Aqui, o assédio dos vendedores e condutores de charretes também é bastante irritante. Um deles chegou a nos seguir por quarteirões até o KFC, oferecendo seus serviços. Nós entramos, comemos e saímos e ele ainda estava lá, nos esperando, como se tivéssemos pedido. Enfim, diante de mais uma negativa, ele fez cara do gato do Shrek, mas se desgrudou da gente quando outro casal de turistas, graças a deus, aceitou sua proposta. Até na porta do quarto do hotel, havia um aviso enorme sobre desconfiar sempre de motoristas de táxi, condutores de charretes e vendedores.

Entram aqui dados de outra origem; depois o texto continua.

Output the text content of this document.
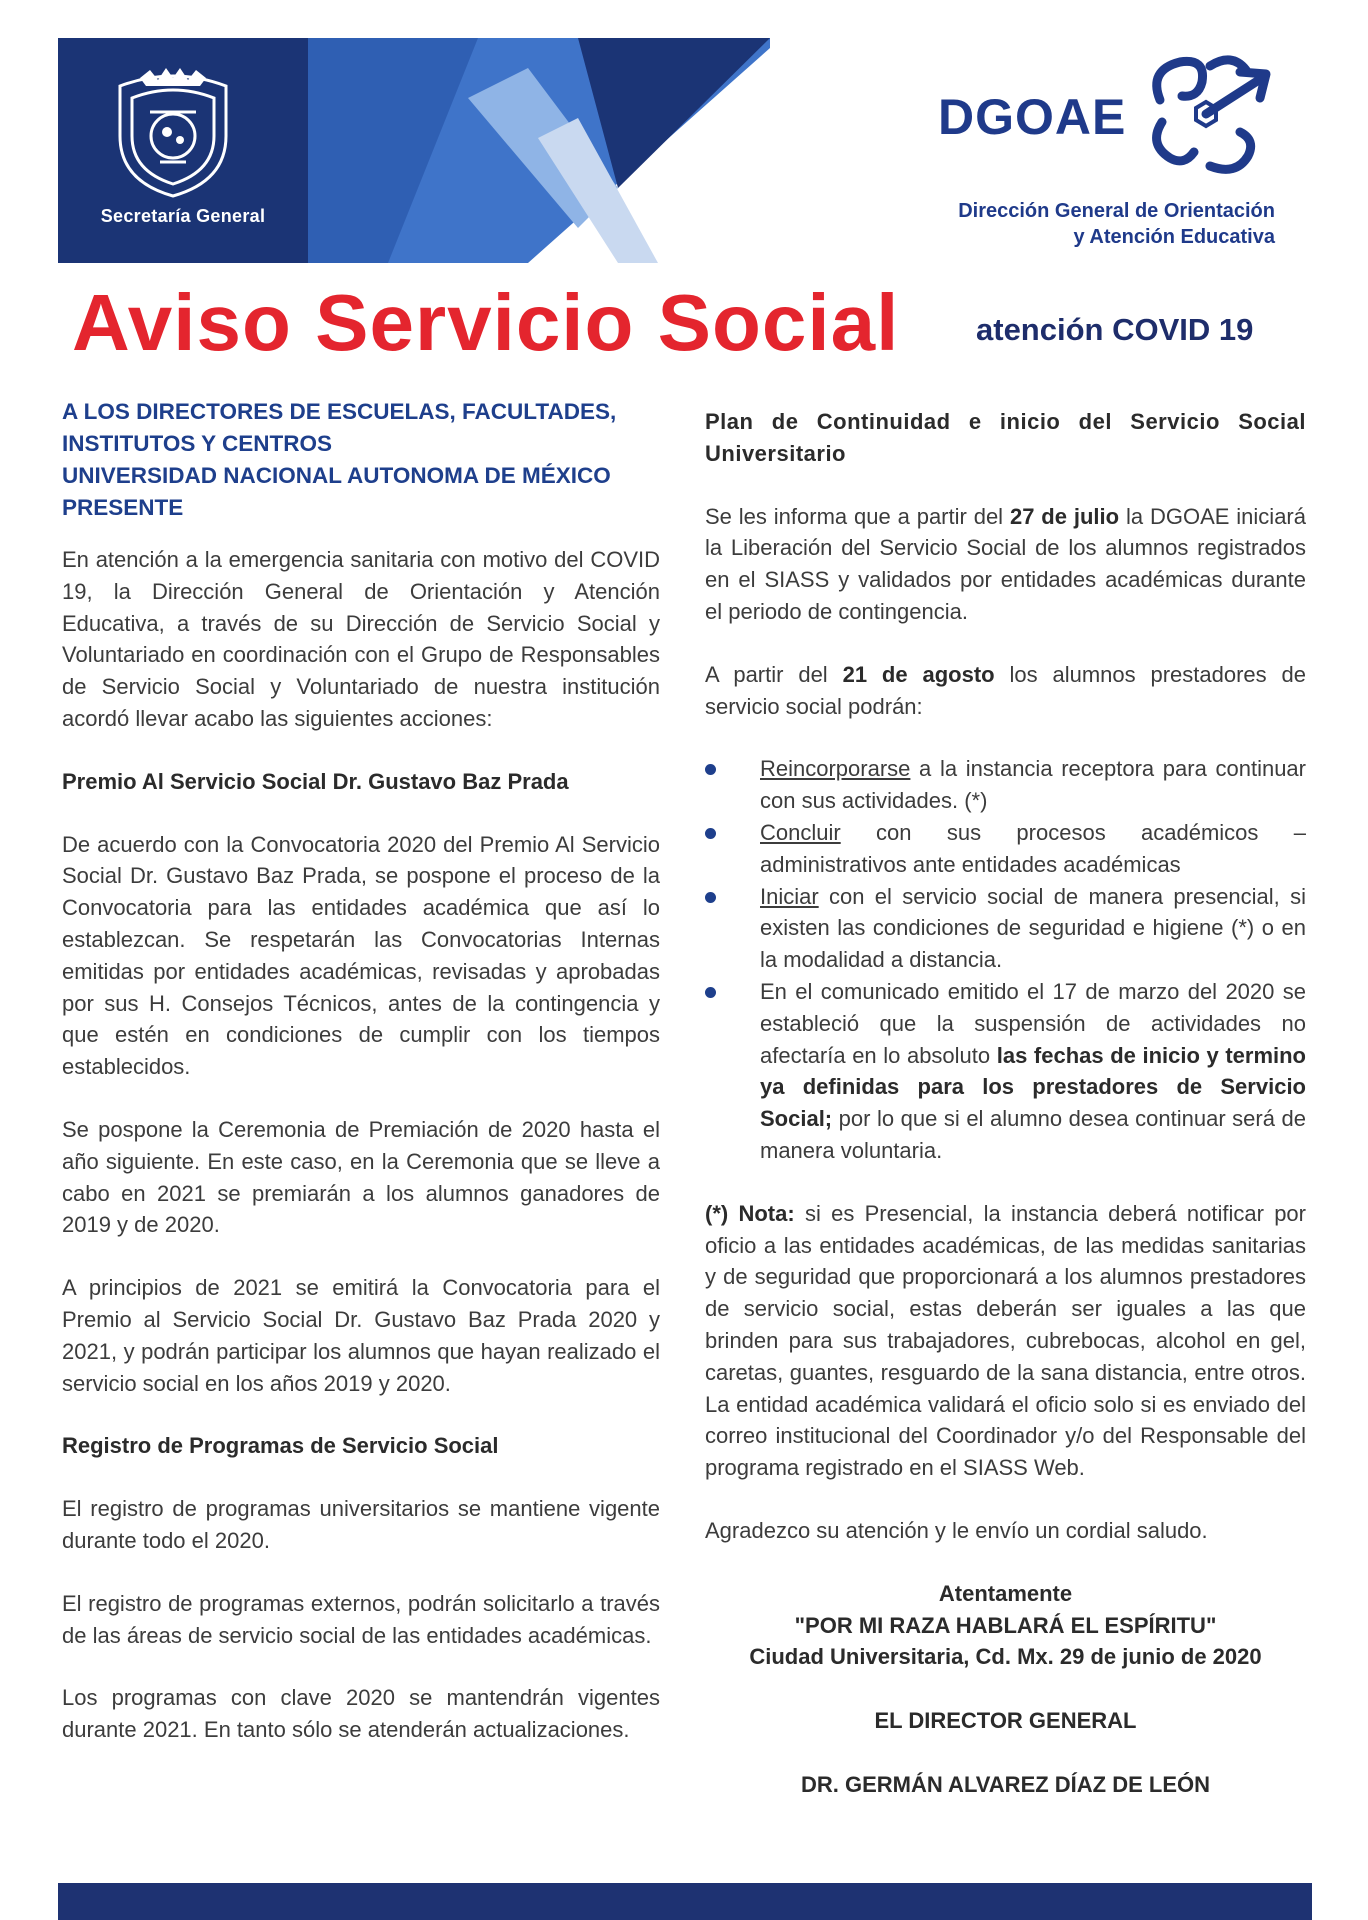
Secretaría General
DGOAE
Dirección General de Orientación
y Atención Educativa
Aviso Servicio Social atención COVID 19
A LOS DIRECTORES DE ESCUELAS, FACULTADES,
INSTITUTOS Y CENTROS
UNIVERSIDAD NACIONAL AUTONOMA DE MÉXICO
PRESENTE

En atención a la emergencia sanitaria con motivo del COVID 19, la Dirección General de Orientación y Atención Educativa, a través de su Dirección de Servicio Social y Voluntariado en coordinación con el Grupo de Responsables de Servicio Social y Voluntariado de nuestra institución acordó llevar acabo las siguientes acciones:

Premio Al Servicio Social Dr. Gustavo Baz Prada

De acuerdo con la Convocatoria 2020 del Premio Al Servicio Social Dr. Gustavo Baz Prada, se pospone el proceso de la Convocatoria para las entidades académica que así lo establezcan. Se respetarán las Convocatorias Internas emitidas por entidades académicas, revisadas y aprobadas por sus H. Consejos Técnicos, antes de la contingencia y que estén en condiciones de cumplir con los tiempos establecidos.

Se pospone la Ceremonia de Premiación de 2020 hasta el año siguiente. En este caso, en la Ceremonia que se lleve a cabo en 2021 se premiarán a los alumnos ganadores de 2019 y de 2020.

A principios de 2021 se emitirá la Convocatoria para el Premio al Servicio Social Dr. Gustavo Baz Prada 2020 y 2021, y podrán participar los alumnos que hayan realizado el servicio social en los años 2019 y 2020.

Registro de Programas de Servicio Social

El registro de programas universitarios se mantiene vigente durante todo el 2020.

El registro de programas externos, podrán solicitarlo a través de las áreas de servicio social de las entidades académicas.

Los programas con clave 2020 se mantendrán vigentes durante 2021. En tanto sólo se atenderán actualizaciones.

Plan de Continuidad e inicio del Servicio Social Universitario

Se les informa que a partir del 27 de julio la DGOAE iniciará la Liberación del Servicio Social de los alumnos registrados en el SIASS y validados por entidades académicas durante el periodo de contingencia.

A partir del 21 de agosto los alumnos prestadores de servicio social podrán:

Reincorporarse a la instancia receptora para continuar con sus actividades. (*)
Concluir con sus procesos académicos – administrativos ante entidades académicas
Iniciar con el servicio social de manera presencial, si existen las condiciones de seguridad e higiene (*) o en la modalidad a distancia.
En el comunicado emitido el 17 de marzo del 2020 se estableció que la suspensión de actividades no afectaría en lo absoluto las fechas de inicio y termino ya definidas para los prestadores de Servicio Social; por lo que si el alumno desea continuar será de manera voluntaria.

(*) Nota: si es Presencial, la instancia deberá notificar por oficio a las entidades académicas, de las medidas sanitarias y de seguridad que proporcionará a los alumnos prestadores de servicio social, estas deberán ser iguales a las que brinden para sus trabajadores, cubrebocas, alcohol en gel, caretas, guantes, resguardo de la sana distancia, entre otros. La entidad académica validará el oficio solo si es enviado del correo institucional del Coordinador y/o del Responsable del programa registrado en el SIASS Web.

Agradezco su atención y le envío un cordial saludo.

Atentamente
"POR MI RAZA HABLARÁ EL ESPÍRITU"
Ciudad Universitaria, Cd. Mx. 29 de junio de 2020
EL DIRECTOR GENERAL
DR. GERMÁN ALVAREZ DÍAZ DE LEÓN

Nesse dia, depois do almoço, negociamos um passeio basicão na recepção do hotel. Tenho falado aqui sobre nunca aceitar os passeios oferecidos pelo hotel, justamente porque nós erramos nisso e, agora, eu tenho ciência desse fato. Na verdade, o que é negociado é somente o táxi ou a van. Os ingressos não entram no pacote. Assim, vale muito mais mesmo barganhar na rua, diretamente com o taxista, sempre, é claro, acordando o preço antecipadamente e se certificando de que o mesmo inclui tudo: a ida, a volta, as gorjetas e o tempo necessário. Os passeios são sempre os mesmos e, geralmente três dias em Luxor é mais do que suficiente. Assim, contratamos o serviço na recepção para os templos de Luxor e Karnac, para o primeiro dia. Custou 150 Pounds que eu ainda pechinchei, mas, mesmo dividido em três, ficou caro. Confesso, porém, que eu já estava de saco muito cheio de discutir e, então, escolhia os caminhos mais fáceis. Meu amigo ficava naquela dúvida, se saía para a rua para abordar um taxista, se falava com alguém da recepção, se fazia contas, se me xingava, se casava ou comprava uma bicicleta e, assim, eu já estava me antecipando. É difícil mesmo não saber onde se está. A gente se complica, pois, na verdade, não tem ideia de onde são os pontos turísticos, quanto tempo leva para chegar a eles ou se só perderemos tempo fazendo tudo sozinhos, correndo o risco de nos perdermos ou coisa pior e, dessa forma, vez ou outra, cedíamos ao caminho mais fácil. Por isso, se voltasse novamente a Luxor, e essa é minha dica aqui, e se ficasse na mesma área, saberia que o Templo de Luxor é tão perto que dá pra ir a pé e, para o Templo de Karnac, poderíamos atravessar o rio de barco e ir de táxi por, no mínimo, metade do preço. Se desejarem fazer tudo de táxi, tenham a certeza de barganhar com o motorista, pelo menos, a metade do que a recepção estiver cobrando, ou até menos!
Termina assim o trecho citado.